C’est un enchantement ! Tout à coup, le son d’une cloche balaye le panorama champêtre. Le tintement, expressif, ample, rappelle l’imminence de l’office divin. L’heure presse. Papa frappe dans les mains, et son clap, unique, sec, réactive la patrouille familiale. Maman, en tête du peloton, me tire par la main. Dans nos pas, mes frères improvisent une marelle en s’amusant des ombres dessinées sur le sol par le soleil filtrant à travers les cannes. Et hip, et hop ! Et je te les saute à cloche-pied. Et je te pose un pied de chaque côté de l’ombre, et je fais demi-tour. Papa ferme le ban, la tête haute, prêtant l’oreille au ciel. Une rumeur lui vient, me vient aussi. Une rumeur de voix bourdonnantes. Le murmure d’une foule... Un raidillon, et, au détour du chemin, c’est une lourde bâtisse posée tel un vaisseau fantôme sur un terre-plein surplombant une mer lointaine. Une croix gigantesque orne la façade. Je la contemple.

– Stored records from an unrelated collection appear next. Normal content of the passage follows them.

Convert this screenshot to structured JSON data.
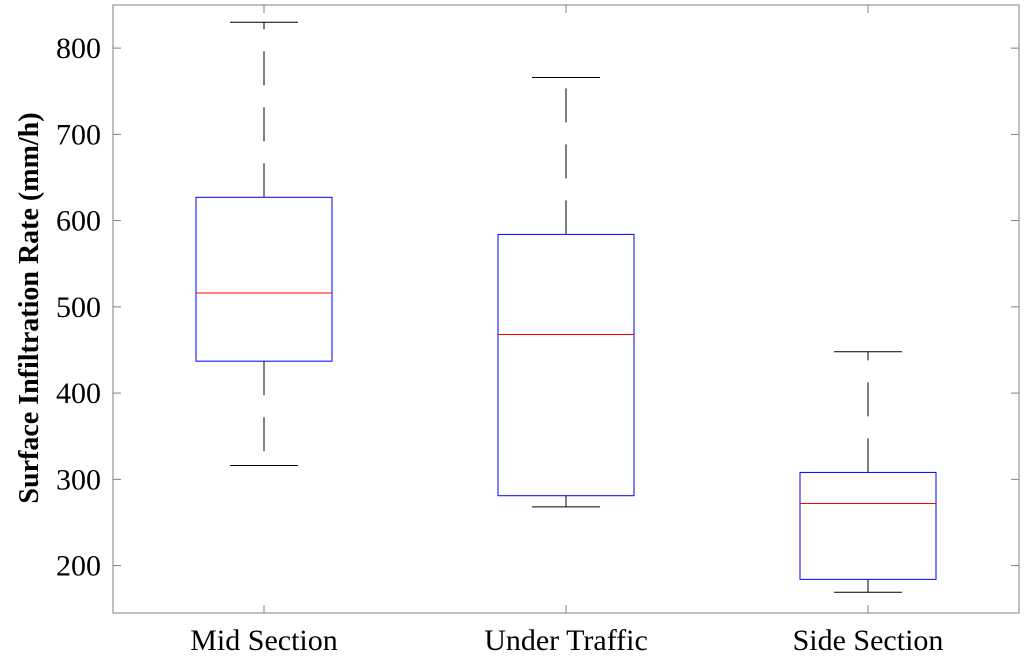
{
  "chart_data": {
    "type": "box",
    "title": "",
    "xlabel": "",
    "ylabel": "Surface Infiltration Rate (mm/h)",
    "ylim": [
      145,
      850
    ],
    "yticks": [
      200,
      300,
      400,
      500,
      600,
      700,
      800
    ],
    "grid": false,
    "categories": [
      "Mid Section",
      "Under Traffic",
      "Side Section"
    ],
    "boxes": [
      {
        "category": "Mid Section",
        "whisker_low": 316,
        "q1": 437,
        "median": 516,
        "q3": 627,
        "whisker_high": 830
      },
      {
        "category": "Under Traffic",
        "whisker_low": 268,
        "q1": 281,
        "median": 468,
        "q3": 584,
        "whisker_high": 766
      },
      {
        "category": "Side Section",
        "whisker_low": 169,
        "q1": 184,
        "median": 272,
        "q3": 308,
        "whisker_high": 448
      }
    ],
    "colors": {
      "box": "#0000ff",
      "median": "#ff0000",
      "whisker": "#000000",
      "axes": "#808080"
    }
  }
}
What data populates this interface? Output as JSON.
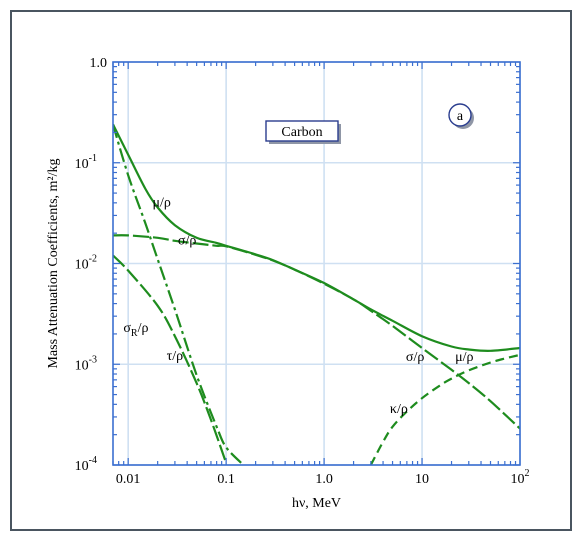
{
  "chart_data": {
    "type": "line",
    "title_box": "Carbon",
    "panel_label": "a",
    "xlabel": "hν, MeV",
    "ylabel": "Mass Attenuation Coefficients, m²/kg",
    "x_scale": "log",
    "y_scale": "log",
    "xlim": [
      0.007,
      100
    ],
    "ylim": [
      0.0001,
      1.0
    ],
    "grid": true,
    "x_ticks": [
      {
        "value": 0.01,
        "label": "0.01"
      },
      {
        "value": 0.1,
        "label": "0.1"
      },
      {
        "value": 1,
        "label": "1.0"
      },
      {
        "value": 10,
        "label": "10"
      },
      {
        "value": 100,
        "label": "10",
        "sup": "2"
      }
    ],
    "y_ticks": [
      {
        "value": 1.0,
        "label": "1.0",
        "sup": ""
      },
      {
        "value": 0.1,
        "label": "10",
        "sup": "-1"
      },
      {
        "value": 0.01,
        "label": "10",
        "sup": "-2"
      },
      {
        "value": 0.001,
        "label": "10",
        "sup": "-3"
      },
      {
        "value": 0.0001,
        "label": "10",
        "sup": "-4"
      }
    ],
    "series": [
      {
        "name": "μ/ρ",
        "style": "solid",
        "x": [
          0.007,
          0.01,
          0.015,
          0.02,
          0.03,
          0.05,
          0.08,
          0.1,
          0.2,
          0.3,
          0.5,
          1,
          2,
          3,
          5,
          10,
          20,
          30,
          50,
          100
        ],
        "y": [
          0.24,
          0.12,
          0.055,
          0.036,
          0.024,
          0.018,
          0.016,
          0.015,
          0.0123,
          0.0108,
          0.0087,
          0.0064,
          0.0044,
          0.0035,
          0.0027,
          0.0019,
          0.0015,
          0.0014,
          0.00136,
          0.00145
        ]
      },
      {
        "name": "σ/ρ",
        "style": "long-dash",
        "x": [
          0.007,
          0.01,
          0.02,
          0.03,
          0.05,
          0.08,
          0.1,
          0.2,
          0.3,
          0.5,
          1,
          2,
          3,
          5,
          10,
          20,
          30,
          50,
          100
        ],
        "y": [
          0.019,
          0.019,
          0.018,
          0.0168,
          0.0158,
          0.015,
          0.0148,
          0.0122,
          0.0107,
          0.0087,
          0.0063,
          0.0044,
          0.0034,
          0.0024,
          0.00145,
          0.00088,
          0.00065,
          0.00043,
          0.00023
        ]
      },
      {
        "name": "σR/ρ",
        "style": "long-dash",
        "x": [
          0.007,
          0.01,
          0.02,
          0.03,
          0.05,
          0.07,
          0.1
        ],
        "y": [
          0.012,
          0.0085,
          0.0038,
          0.0019,
          0.00065,
          0.00028,
          0.000105
        ]
      },
      {
        "name": "τ/ρ",
        "style": "dash-dot",
        "x": [
          0.007,
          0.01,
          0.015,
          0.02,
          0.03,
          0.05,
          0.08,
          0.1,
          0.15
        ],
        "y": [
          0.24,
          0.075,
          0.025,
          0.011,
          0.0035,
          0.00078,
          0.00024,
          0.00015,
          0.0001
        ]
      },
      {
        "name": "κ/ρ",
        "style": "dashed",
        "x": [
          3,
          4,
          5,
          7,
          10,
          15,
          20,
          30,
          50,
          70,
          100
        ],
        "y": [
          0.0001,
          0.00017,
          0.00024,
          0.00034,
          0.00046,
          0.00061,
          0.00072,
          0.00087,
          0.00104,
          0.00114,
          0.00124
        ]
      }
    ],
    "curve_labels": [
      {
        "text": "μ/ρ",
        "x": 0.022,
        "y": 0.037
      },
      {
        "text": "σ/ρ",
        "x": 0.04,
        "y": 0.0155
      },
      {
        "text": "σ",
        "sub": "R",
        "tail": "/ρ",
        "x": 0.012,
        "y": 0.0021
      },
      {
        "text": "τ/ρ",
        "x": 0.03,
        "y": 0.0011
      },
      {
        "text": "σ/ρ",
        "x": 8.5,
        "y": 0.00108
      },
      {
        "text": "μ/ρ",
        "x": 27,
        "y": 0.00108
      },
      {
        "text": "κ/ρ",
        "x": 5.8,
        "y": 0.00033
      }
    ],
    "colors": {
      "curve": "#1e8c1e",
      "grid": "#cfe0f2",
      "axis": "#3b6fd0",
      "frame": "#4a5560",
      "label_box": "#2a3d8f"
    }
  }
}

La vue d’un Christ au corps nu, zébré de rouge, et étirant les bras, trouble mon cœur d’enfant. Un frisson d’angoisse me saisit : pourquoi ce Dieu que l’on dit très puissant n’est-il pas plus triomphant ? Père, mère, enfants, nous marquons tous le pas. Mère et enfants font le signe de croix. Père, lui, se tient bien droit.